Les tensions montent à nouveau en Somalie. Ce pays d’Afrique de l’Est est plongé dans des troubles civils depuis l’effondrement du gouvernement central en 1991, après une série de révoltes contre la dictature militaire de l’époque. Depuis, plusieurs gouvernements nationaux somaliens ont tenté de renforcer la capacité de l’État, de promouvoir la démocratie et d’étendre leur contrôle territorial. Cependant, aucun d’eux n’a réussi à mettre fin aux conflits meurtriers et à la lutte pour le pouvoir et les ressources, rapporte TopTribune.
Le blocage électoral
Le désaccord sur les élections, qui doivent avoir lieu d’ici mai, plane sur la Somalie. Le président Hassan Sheikh Mohamud souhaite abandonner l’actuel système, qui en 2021 n’a permis à que 28 000 électeurs de choisir les politiciens du pays. Il vise à remplacer le système de vote indirect, dirigé par des chefs de clans, par le suffrage universel. Renforcer la participation démocratique, que le gouvernement central soutient, est une ambition louable. Une commission électorale a déjà été mise en place et l’enregistrement des électeurs a commencé. Toutefois, le temps presse et de nombreux observateurs estiment que la seule façon pratique d’organiser des élections à temps est de maintenir le système d’élection indirecte. En fait, l’ancien président, Mohamed Abdullahi Farmaajo, est resté en fonction pendant 15 mois supplémentaires lorsque les dernières élections en 2021 n’ont pas eu lieu à temps.

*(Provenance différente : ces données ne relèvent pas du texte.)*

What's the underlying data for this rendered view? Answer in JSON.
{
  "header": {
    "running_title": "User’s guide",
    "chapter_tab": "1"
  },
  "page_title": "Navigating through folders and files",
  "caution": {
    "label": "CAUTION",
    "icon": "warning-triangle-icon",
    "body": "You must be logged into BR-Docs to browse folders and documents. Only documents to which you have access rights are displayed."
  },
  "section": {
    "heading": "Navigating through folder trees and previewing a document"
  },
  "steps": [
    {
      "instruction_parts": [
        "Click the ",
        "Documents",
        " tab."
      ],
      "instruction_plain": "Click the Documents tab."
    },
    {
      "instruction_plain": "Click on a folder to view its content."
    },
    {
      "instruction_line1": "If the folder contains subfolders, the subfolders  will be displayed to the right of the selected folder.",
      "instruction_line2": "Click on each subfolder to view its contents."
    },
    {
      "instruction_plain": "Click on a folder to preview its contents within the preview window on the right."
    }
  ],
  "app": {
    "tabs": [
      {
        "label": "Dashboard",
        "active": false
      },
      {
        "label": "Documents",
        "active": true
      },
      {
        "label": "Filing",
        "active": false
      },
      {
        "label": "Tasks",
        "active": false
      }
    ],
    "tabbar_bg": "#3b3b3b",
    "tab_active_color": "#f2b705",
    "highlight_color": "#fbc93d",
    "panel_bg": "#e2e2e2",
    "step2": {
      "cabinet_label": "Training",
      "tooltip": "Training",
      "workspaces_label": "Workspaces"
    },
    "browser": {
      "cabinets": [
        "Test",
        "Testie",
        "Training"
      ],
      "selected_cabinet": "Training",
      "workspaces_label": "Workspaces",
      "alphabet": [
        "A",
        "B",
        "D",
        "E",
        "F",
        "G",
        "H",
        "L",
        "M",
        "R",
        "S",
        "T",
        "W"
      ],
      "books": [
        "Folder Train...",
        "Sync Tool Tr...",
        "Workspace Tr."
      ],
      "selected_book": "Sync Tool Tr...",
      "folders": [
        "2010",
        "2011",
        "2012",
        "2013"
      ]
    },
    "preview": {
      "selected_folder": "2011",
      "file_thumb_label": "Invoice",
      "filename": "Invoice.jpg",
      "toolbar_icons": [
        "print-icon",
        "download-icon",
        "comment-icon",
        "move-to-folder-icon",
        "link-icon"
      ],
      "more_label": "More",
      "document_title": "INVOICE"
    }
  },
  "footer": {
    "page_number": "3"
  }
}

Jusqu’à présent, le contentieux s’est déroulé de manière relativement pacifique. Toutefois, les tensions montent dans la capitale, Mogadiscio ; deux personnes ont été tuées fin septembre suite à des affrontements entre des unités de sécurité rivales après une visite de politiciens de l’opposition à une station de police locale.
Obstacles politiques
Le conflit électoral met en lumière les dilemmes politiques persistants de la Somalie. Le gouvernement central peine à fonctionner efficacement depuis sa création en 2012, avec le soutien des États-Unis, pour remplacer une série de gouvernements transitionnels instables. Plus de dix ans plus tard, la Constitution demeure provisoire et il n’existe pas d’accord clair sur la manière dont le gouvernement central à Mogadiscio partage le pouvoir avec les sept États membres de la Somalie, dont certains fonctionnent relativement de manière autonome.
Des États plus affirmés, y compris le Puntland au nord et le Jubaland au sud, se sont en effet retirés du système fédéral somalien. Les tensions entre Mogadiscio et ce dernier ont même conduit à des affrontements violents près de la frontière kenyane en décembre, à la suite d’un débats sur la réélection de Sheikh Ahmed Madobe, le chef de cet État qui est actuellement un rival de Mohamud. Les deux camps rivalisent pour le contrôle de la région nord de Gedo du Jubaland.
Ces divisions internes chroniques ont entravé la capacité de la Somalie à s’attaquer à certains de ses problèmes les plus épineux, qu’il s’agisse de la lutte contre Al-Shabaab, de l’adaptation aux sécheresses prolongées causées par le changement climatique, de la stimulation du développement économique ou de la finalisation de la Constitution.
La Somalie est en outre confrontée à un paysage de l’aide fondamentalement différent. Le gouvernement central dépend de l’aide étrangère pour deux tiers de son budget, et la mission de maintien de la paix de l’Union africaine soutient sa sécurité. Cependant, l’administration Trump a considérablement réduit l’aide, faisant passer les fonds de 750 millions de dollars en 2024 à 150 millions de dollars cette année.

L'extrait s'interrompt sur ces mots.